Based on your comments, I'd guess that maybe you have limited experience dealing with database replication? pgPool does statement based replication. There are tradeoffs here. The benefit is that it's very easy to set up. The downside is that there is no guarantee that data on the replicated databases will be identical. It is also (I believe but haven't checked lately) not compatible with 2pc.
My prior comment asking if you really need a database was driven by my perception that you have designed a system without going into much detail around this part of it.
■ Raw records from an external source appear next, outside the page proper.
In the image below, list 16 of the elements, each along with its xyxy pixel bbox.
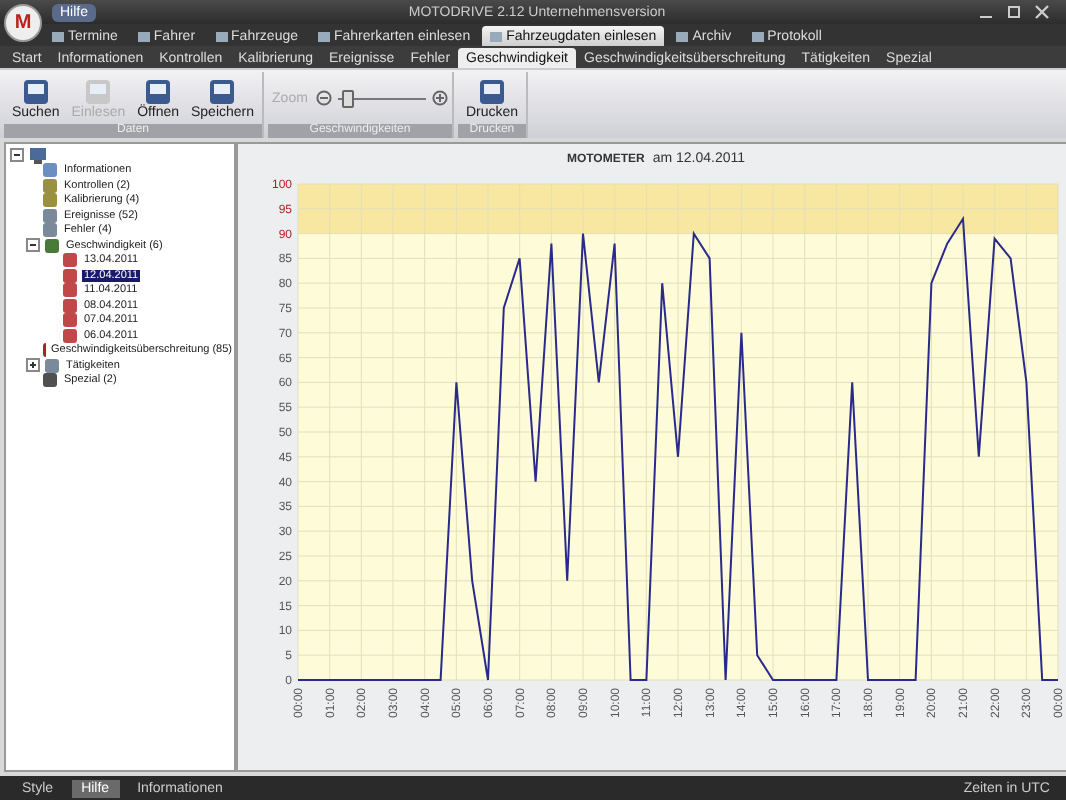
toolbar-icon — [206, 77, 239, 105]
toolbar-icon — [19, 77, 52, 105]
zoom-out-icon[interactable] — [315, 90, 332, 106]
toolbar-icon — [475, 77, 508, 105]
collapse-icon[interactable] — [10, 148, 24, 162]
zoom-slider[interactable] — [337, 89, 426, 107]
expand-icon[interactable] — [26, 358, 40, 372]
maximize-icon[interactable] — [1006, 4, 1022, 20]
zoom-in-icon[interactable] — [431, 90, 448, 106]
toolbar-icon — [82, 77, 115, 105]
slider-thumb[interactable] — [342, 89, 355, 107]
app-logo-icon[interactable]: M — [4, 4, 42, 42]
close-icon[interactable] — [1034, 4, 1050, 20]
computer-icon — [28, 146, 48, 164]
collapse-icon[interactable] — [26, 238, 40, 252]
toolbar-icon — [142, 77, 175, 105]
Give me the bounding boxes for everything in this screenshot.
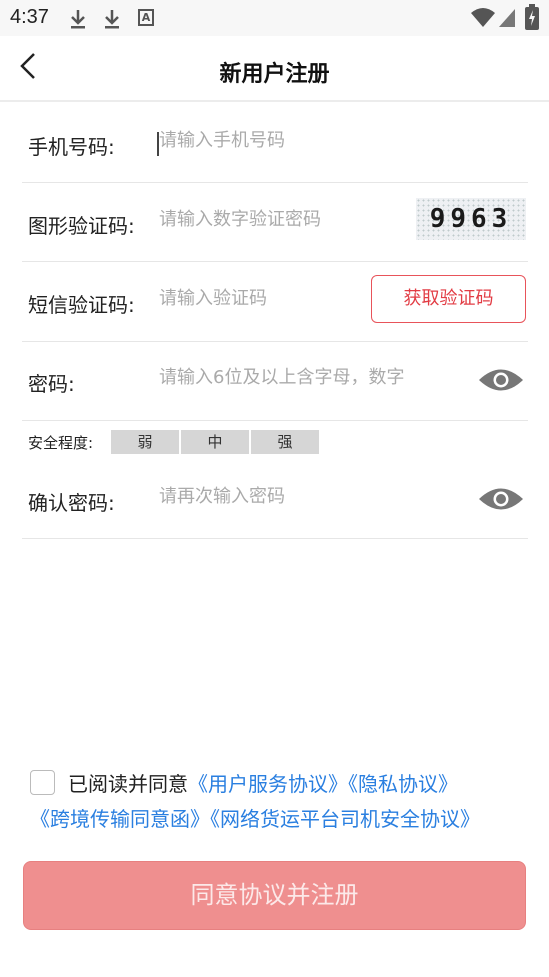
status-time: 4:37 [10,6,49,28]
download-icon [71,10,85,29]
phone-label: 手机号码: [28,135,115,159]
strength-weak: 弱 [111,430,179,454]
strength-label: 安全程度: [28,434,94,452]
download-icon [105,10,119,29]
signal-icon [499,9,515,27]
agreement-line-2: 《跨境传输同意函》《网络货运平台司机安全协议》 [30,803,480,832]
phone-row: 手机号码: [22,103,528,183]
get-code-button[interactable]: 获取验证码 [371,275,526,323]
user-service-agreement-link[interactable]: 《用户服务协议》 [188,772,348,796]
app-header: 新用户注册 [0,36,549,102]
captcha-label: 图形验证码: [28,214,135,238]
sms-row: 短信验证码: 获取验证码 [22,262,528,342]
confirm-password-input[interactable] [159,486,399,507]
agree-and-register-button[interactable]: 同意协议并注册 [23,861,526,930]
strength-medium: 中 [181,430,249,454]
eye-icon[interactable] [478,486,524,512]
strength-strong: 强 [251,430,319,454]
driver-safety-agreement-link[interactable]: 《网络货运平台司机安全协议》 [210,807,480,831]
strength-bars: 弱 中 强 [111,430,319,454]
captcha-text: 9963 [429,204,513,234]
eye-icon[interactable] [478,367,524,393]
sms-code-input[interactable] [159,288,359,309]
status-bar: 4:37 A [0,0,549,36]
sms-label: 短信验证码: [28,293,135,317]
page-title: 新用户注册 [219,62,330,87]
agree-checkbox[interactable] [30,770,55,795]
confirm-password-label: 确认密码: [28,491,115,515]
a-badge-icon: A [138,9,154,26]
captcha-row: 图形验证码: 9963 [22,183,528,262]
password-row: 密码: [22,342,528,421]
password-label: 密码: [28,372,75,396]
wifi-icon [471,8,495,27]
captcha-input[interactable] [159,209,389,230]
battery-charging-icon [525,4,539,30]
captcha-image[interactable]: 9963 [416,198,526,240]
agreement-line-1: 已阅读并同意《用户服务协议》《隐私协议》 [68,768,458,797]
phone-input[interactable] [159,130,439,151]
confirm-password-row: 确认密码: [22,456,528,539]
agreement-prefix: 已阅读并同意 [68,772,188,796]
password-input[interactable] [159,367,459,388]
privacy-agreement-link[interactable]: 《隐私协议》 [348,772,458,796]
cross-border-consent-link[interactable]: 《跨境传输同意函》 [30,807,210,831]
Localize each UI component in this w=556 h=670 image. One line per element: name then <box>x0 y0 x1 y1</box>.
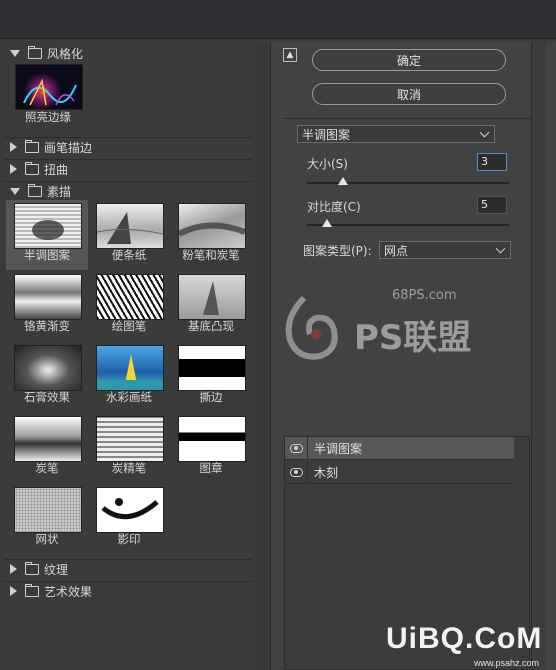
thumb-label: 网状 <box>35 532 59 546</box>
watermark-uibq: UiBQ.CoM www.psahz.com <box>386 622 543 668</box>
thumb-photocopy[interactable] <box>96 487 164 533</box>
folder-icon <box>25 583 39 597</box>
contrast-slider-track[interactable] <box>307 224 509 226</box>
folder-icon <box>25 561 39 575</box>
ok-button[interactable]: 确定 <box>312 49 506 71</box>
thumb-label: 绘图笔 <box>111 319 147 333</box>
watermark-brand-1: PS联盟 <box>354 318 472 358</box>
window-title-bar <box>0 0 556 39</box>
note-paper-art <box>96 212 164 244</box>
water-paper-art <box>97 354 163 390</box>
cancel-button[interactable]: 取消 <box>312 83 506 105</box>
filter-select-value: 半调图案 <box>302 127 351 142</box>
contrast-input[interactable]: 5 <box>477 196 507 214</box>
thumb-note-paper[interactable] <box>96 203 164 249</box>
divider <box>283 118 531 119</box>
thumb-chalk-charcoal[interactable] <box>177 203 247 249</box>
category-texture[interactable]: 纹理 <box>4 559 252 578</box>
collapsed-icon <box>10 564 17 574</box>
contrast-slider-handle[interactable] <box>322 219 333 227</box>
watermark-site-1: 68PS.com <box>392 288 457 303</box>
category-label: 画笔描边 <box>44 140 93 155</box>
chalk-charcoal-art <box>177 222 247 237</box>
thumb-plaster[interactable] <box>14 345 82 391</box>
thumb-label: 水彩画纸 <box>106 390 152 404</box>
contrast-label: 对比度(C) <box>307 200 361 214</box>
category-distort[interactable]: 扭曲 <box>4 159 252 178</box>
thumb-label: 图章 <box>199 461 223 475</box>
thumb-label: 铬黄渐变 <box>24 319 70 333</box>
size-slider-track[interactable] <box>307 182 509 184</box>
thumb-torn-edges[interactable] <box>178 345 246 391</box>
category-label: 纹理 <box>44 562 69 577</box>
chevron-down-icon <box>495 243 506 254</box>
size-input[interactable]: 3 <box>477 153 507 171</box>
halftone-art <box>32 220 64 240</box>
expand-icon <box>10 187 20 195</box>
collapsed-icon <box>10 586 17 596</box>
thumb-graphic-pen[interactable] <box>96 274 164 320</box>
collapsed-icon <box>10 164 17 174</box>
thumb-water-paper[interactable] <box>96 345 164 391</box>
folder-icon <box>25 139 39 153</box>
expand-icon <box>10 49 20 57</box>
watermark-site-2: UiBQ.CoM <box>386 622 543 655</box>
watermark-ps-lianmeng: 68PS.com PS联盟 <box>280 288 480 368</box>
folder-icon <box>28 183 42 197</box>
thumb-halftone[interactable] <box>14 203 82 249</box>
layer-label: 木刻 <box>314 465 339 480</box>
chevron-down-icon <box>479 127 490 138</box>
thumb-stamp[interactable] <box>178 416 246 462</box>
thumb-charcoal[interactable] <box>14 416 82 462</box>
glowing-edges-art <box>23 78 77 106</box>
category-sketch[interactable]: 素描 <box>4 181 252 200</box>
settings-scrollbar[interactable] <box>531 42 546 670</box>
thumb-label: 基底凸现 <box>188 319 234 333</box>
photocopy-art <box>101 498 159 520</box>
thumb-label: 撕边 <box>199 390 223 404</box>
thumb-label: 照亮边缘 <box>25 110 71 124</box>
eye-icon[interactable] <box>285 437 308 459</box>
filter-select[interactable]: 半调图案 <box>297 125 495 143</box>
thumb-label: 炭笔 <box>35 461 59 475</box>
category-artistic[interactable]: 艺术效果 <box>4 581 252 600</box>
bas-relief-art <box>203 281 219 315</box>
pattern-type-label: 图案类型(P): <box>303 244 372 258</box>
thumb-label: 粉笔和炭笔 <box>182 248 240 262</box>
collapse-gallery-icon[interactable]: ▲ <box>283 48 297 62</box>
size-slider-handle[interactable] <box>338 177 349 185</box>
thumb-conte-crayon[interactable] <box>96 416 164 462</box>
collapsed-icon <box>10 142 17 152</box>
folder-icon <box>25 161 39 175</box>
thumb-label: 影印 <box>117 532 141 546</box>
pattern-type-value: 网点 <box>384 243 409 258</box>
folder-icon <box>28 45 42 59</box>
category-label: 素描 <box>47 184 72 199</box>
thumb-glowing-edges[interactable] <box>15 64 83 110</box>
category-label: 风格化 <box>47 46 84 61</box>
thumb-reticulation[interactable] <box>14 487 82 533</box>
eye-icon[interactable] <box>285 461 308 483</box>
gallery-scrollbar[interactable] <box>255 42 269 670</box>
watermark-site-2-small: www.psahz.com <box>474 658 540 668</box>
category-label: 扭曲 <box>44 162 69 177</box>
category-label: 艺术效果 <box>44 584 93 599</box>
category-brush-strokes[interactable]: 画笔描边 <box>4 137 252 156</box>
layer-label: 半调图案 <box>314 441 363 456</box>
layer-row[interactable]: 木刻 <box>285 461 514 484</box>
size-label: 大小(S) <box>307 157 348 171</box>
category-stylize[interactable]: 风格化 <box>4 44 252 62</box>
layer-row-selected[interactable]: 半调图案 <box>285 437 514 460</box>
thumb-label: 半调图案 <box>24 248 70 262</box>
thumb-label: 炭精笔 <box>111 461 147 475</box>
thumb-bas-relief[interactable] <box>178 274 246 320</box>
pattern-type-select[interactable]: 网点 <box>379 241 511 259</box>
thumb-label: 便条纸 <box>111 248 147 262</box>
thumb-label: 石膏效果 <box>24 390 70 404</box>
thumb-chrome[interactable] <box>14 274 82 320</box>
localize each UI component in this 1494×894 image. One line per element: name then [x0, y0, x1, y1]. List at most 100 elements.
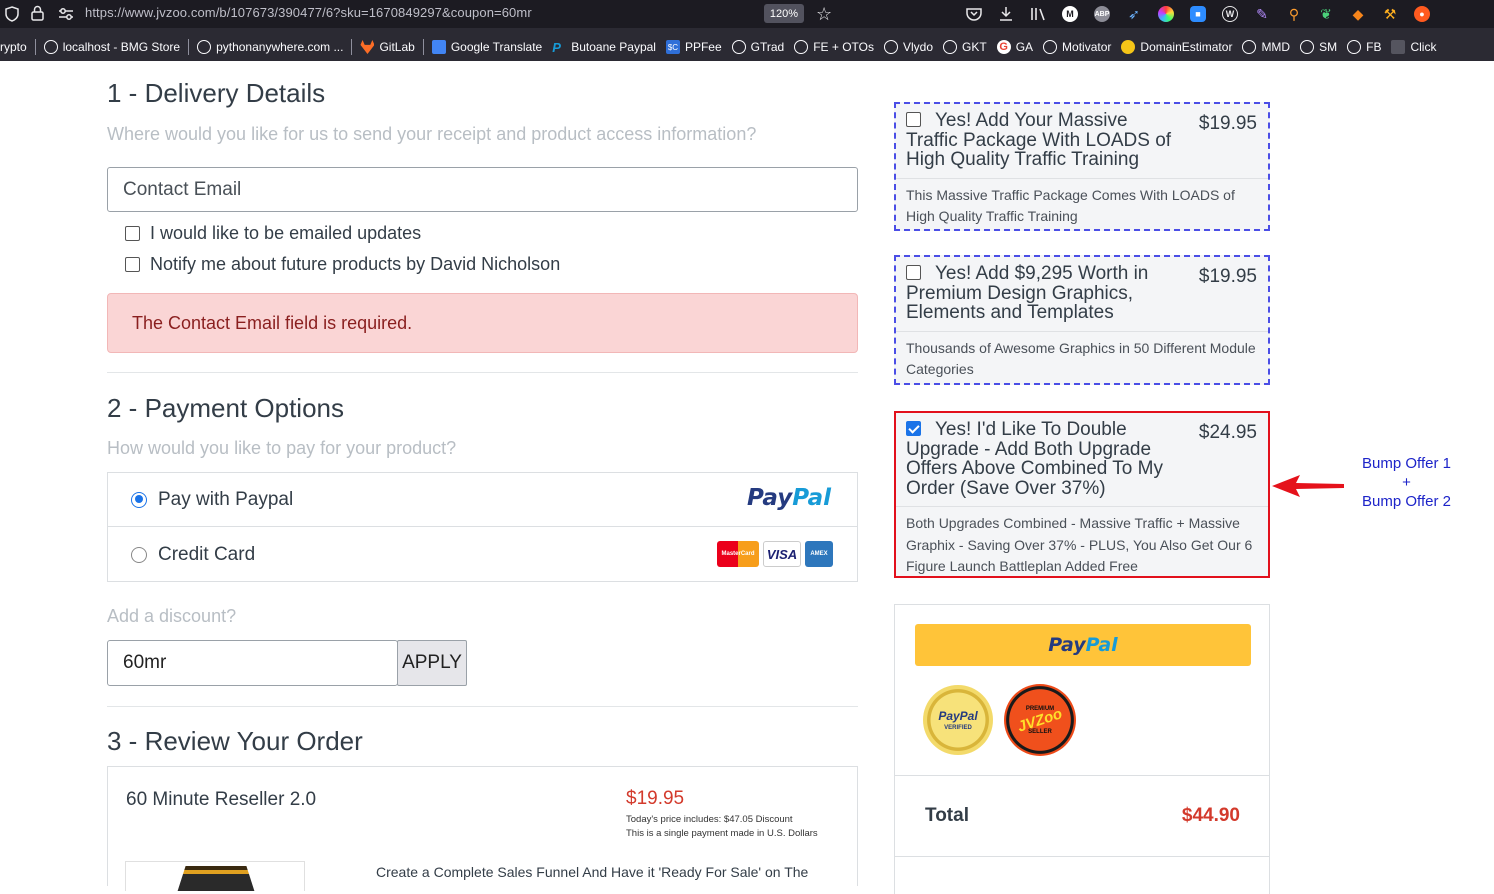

I have about 2 decades experience working on "this part" of similar systems. I expect you will find that there are no out of the box solutions and that the issues involved get very complicated. In other words, I'm suggesting you re-consider your design.
Try reading this blog (with lots of information about PostgreSQL and PgPool-II):
https://www.itenlight.com/blog/2016/05/21/PostgreSQL+HA+with+pgpool-II+-+Part+5
Search for "WATCHDOG" on that same blog. With that you can configure a PgPool-II cluster. Two machines on the same subnet are required, though, and a virtual IP on the same subnet.
Hope that this is useful for anyone trying the same thing (even if this answer is a lot late).
PGPool certainly becomes a single point of failure, but it is a much smaller one than a Postgres instance.
Though I have not attempted it yet, it should be possible to have two machines with PGPool installed, but only running on one. You can then use Linux-HA to restart PGPool on the standby host if the primary becomes unavailable, and to optionally fail it back again when the primary comes back. You can at the same time use Linux-HA to move a single virtual IP over as well, so that your clients can connect to a single IP for their Postgres services.
Death of the postgres server will make PGPool send queries to the backup Postgres (promoting it to master if necessary).
Death of the PGPool server will cause a brief outage (configurable, but likely in the region of <1min) until PGPool starts up on the standby, the IP address is claimed, and a gratuitous ARP sent out. Of course, the client will have to be intelligent enough to reconnect without dying.